The reasonable man on the fabled Clapham omnibus reading his Times or even his Daily Mirror could see that the few thousand waiting to cross the Channel at Calais was just the tip of the iceberg — or, in this case, the nose of the camel. Behind that advance party a million, mainly Arab, young men, who had no reason not to prefer Britain’s cosy welfare state once offered permanent refuge in the EU. Behind that lay the threat of Islamification of the UK – something that had happened in enclaves in Birmingham and in the North, and had shocked Britons to their core with its totalitarian extent, and its swaggering threat to do away with traditional British ways of life.
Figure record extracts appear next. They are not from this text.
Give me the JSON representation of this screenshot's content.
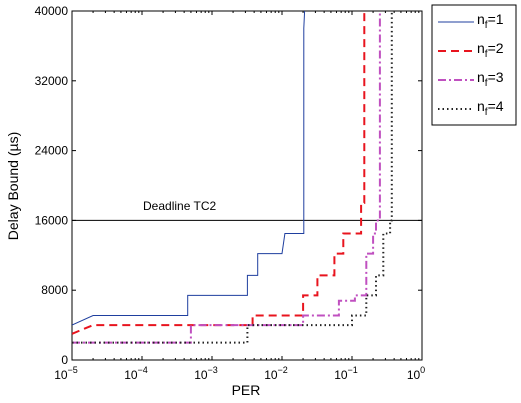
{
  "chart_data": {
    "type": "line",
    "title": "",
    "xlabel": "PER",
    "ylabel": "Delay Bound (µs)",
    "xscale": "log",
    "xlim": [
      1e-05,
      1
    ],
    "ylim": [
      0,
      40000
    ],
    "grid": false,
    "x_ticks": [
      {
        "value": 1e-05,
        "base": "10",
        "exp": "−5"
      },
      {
        "value": 0.0001,
        "base": "10",
        "exp": "−4"
      },
      {
        "value": 0.001,
        "base": "10",
        "exp": "−3"
      },
      {
        "value": 0.01,
        "base": "10",
        "exp": "−2"
      },
      {
        "value": 0.1,
        "base": "10",
        "exp": "−1"
      },
      {
        "value": 1,
        "base": "10",
        "exp": "0"
      }
    ],
    "y_ticks": [
      {
        "value": 0,
        "label": "0"
      },
      {
        "value": 8000,
        "label": "8000"
      },
      {
        "value": 16000,
        "label": "16000"
      },
      {
        "value": 24000,
        "label": "24000"
      },
      {
        "value": 32000,
        "label": "32000"
      },
      {
        "value": 40000,
        "label": "40000"
      }
    ],
    "legend_position": "top-right",
    "series": [
      {
        "name": "n",
        "sub": "f",
        "suffix": "=1",
        "color": "#1f3f9f",
        "dash": "solid",
        "x": [
          1e-05,
          2e-05,
          2e-05,
          0.00045,
          0.00045,
          0.0032,
          0.0032,
          0.0045,
          0.0045,
          0.01,
          0.01,
          0.011,
          0.011,
          0.0205,
          0.0205,
          0.021
        ],
        "y": [
          4000,
          5100,
          5100,
          5100,
          7400,
          7400,
          9700,
          9700,
          12200,
          12200,
          12200,
          14500,
          14500,
          14500,
          38000,
          40000
        ]
      },
      {
        "name": "n",
        "sub": "f",
        "suffix": "=2",
        "color": "#e8141e",
        "dash": "8,5",
        "x": [
          1e-05,
          2e-05,
          2e-05,
          0.0038,
          0.0038,
          0.02,
          0.02,
          0.032,
          0.032,
          0.056,
          0.056,
          0.075,
          0.075,
          0.1,
          0.1,
          0.135,
          0.135,
          0.15,
          0.15
        ],
        "y": [
          3000,
          4000,
          4000,
          4000,
          5100,
          5100,
          7400,
          7400,
          9700,
          9700,
          12200,
          12200,
          14500,
          14500,
          14500,
          14500,
          18000,
          18000,
          40000
        ]
      },
      {
        "name": "n",
        "sub": "f",
        "suffix": "=3",
        "color": "#c050c0",
        "dash": "8,3,2,3",
        "x": [
          1e-05,
          0.0005,
          0.0005,
          0.02,
          0.02,
          0.065,
          0.065,
          0.11,
          0.11,
          0.16,
          0.16,
          0.2,
          0.2,
          0.22,
          0.22,
          0.25,
          0.25
        ],
        "y": [
          2000,
          2000,
          4000,
          4000,
          5100,
          5100,
          6800,
          6800,
          7400,
          7400,
          12200,
          12200,
          14500,
          14500,
          16000,
          16000,
          40000
        ]
      },
      {
        "name": "n",
        "sub": "f",
        "suffix": "=4",
        "color": "#222222",
        "dash": "1.5,3",
        "x": [
          1e-05,
          0.0032,
          0.0032,
          0.1,
          0.1,
          0.16,
          0.16,
          0.22,
          0.22,
          0.28,
          0.28,
          0.35,
          0.35,
          0.37,
          0.37
        ],
        "y": [
          2000,
          2000,
          4000,
          4000,
          5100,
          5100,
          7400,
          7400,
          9700,
          9700,
          14500,
          14500,
          16000,
          16000,
          40000
        ]
      }
    ],
    "deadline": {
      "label": "Deadline TC2",
      "y": 16000,
      "color": "#000000"
    }
  }
}
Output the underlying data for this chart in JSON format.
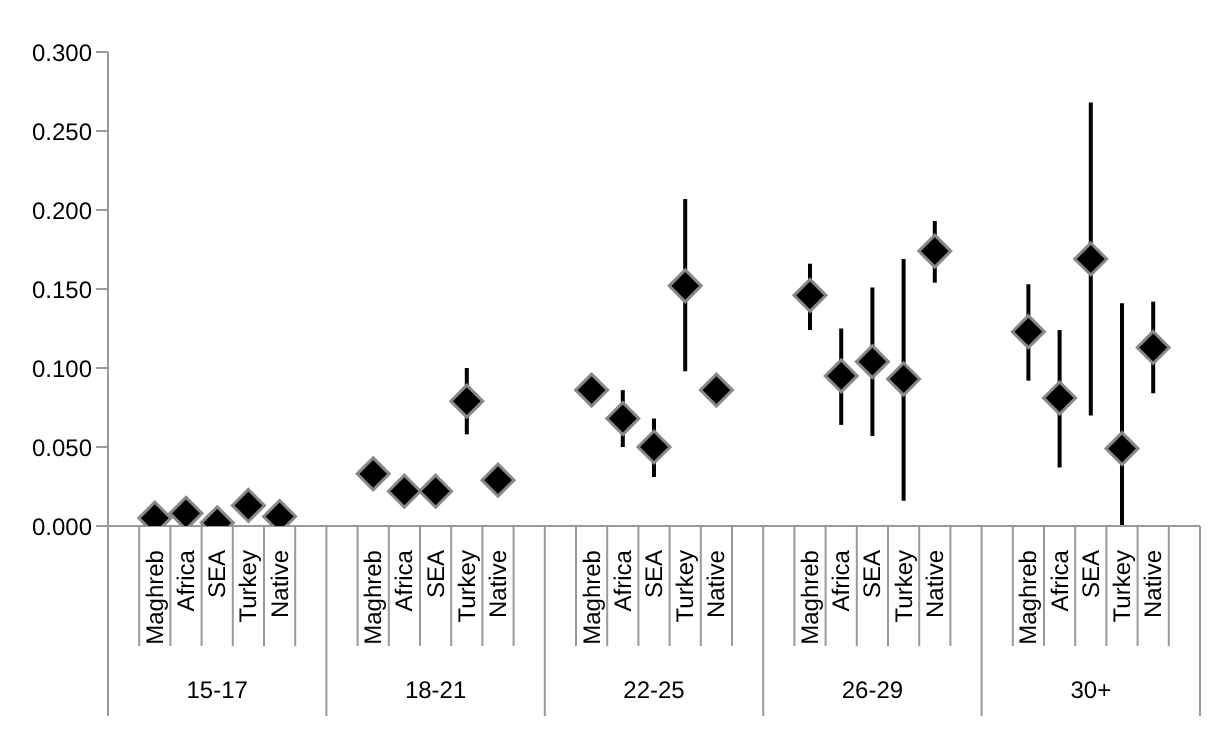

It always starts small. Halal meat? Tick. Women to wear headscarves? Tick. Polygamous marriage? Tick. Then come the big-tick-it items. Female genital mutilation? Tick. Subjugation of women? Tick. Outlawing of homosexuality? Tick. Sharia law? Tick. Outlawing of other religions? Tick, tick, tick, tick, tick — just like a bomb.
The consequences of voicing personal resistance are interesting and appalling at the same time. First, you are told that lack religious tolerance yourself. Second, you are branded a racist, which means nothing you say need be given credence. Third, you could be the legitimate target for a protest, often with posters that say “Death to…” (Fill in the blanks.) And finally, you could face repeated terrorist atrocities (in Europe, Africa, Asia, America and now Australia) to soften you up for the final and absolute submission to a creed whose tenets demand no less.
So, a majority of older, perhaps wiser, Britons said no to the likely Islamic invasion the EU would allow and voted for Brexit. Only by taking their island out of the EU could they protect their borders – and see if what worked to keep Britain safe before (but not always) might work one more time.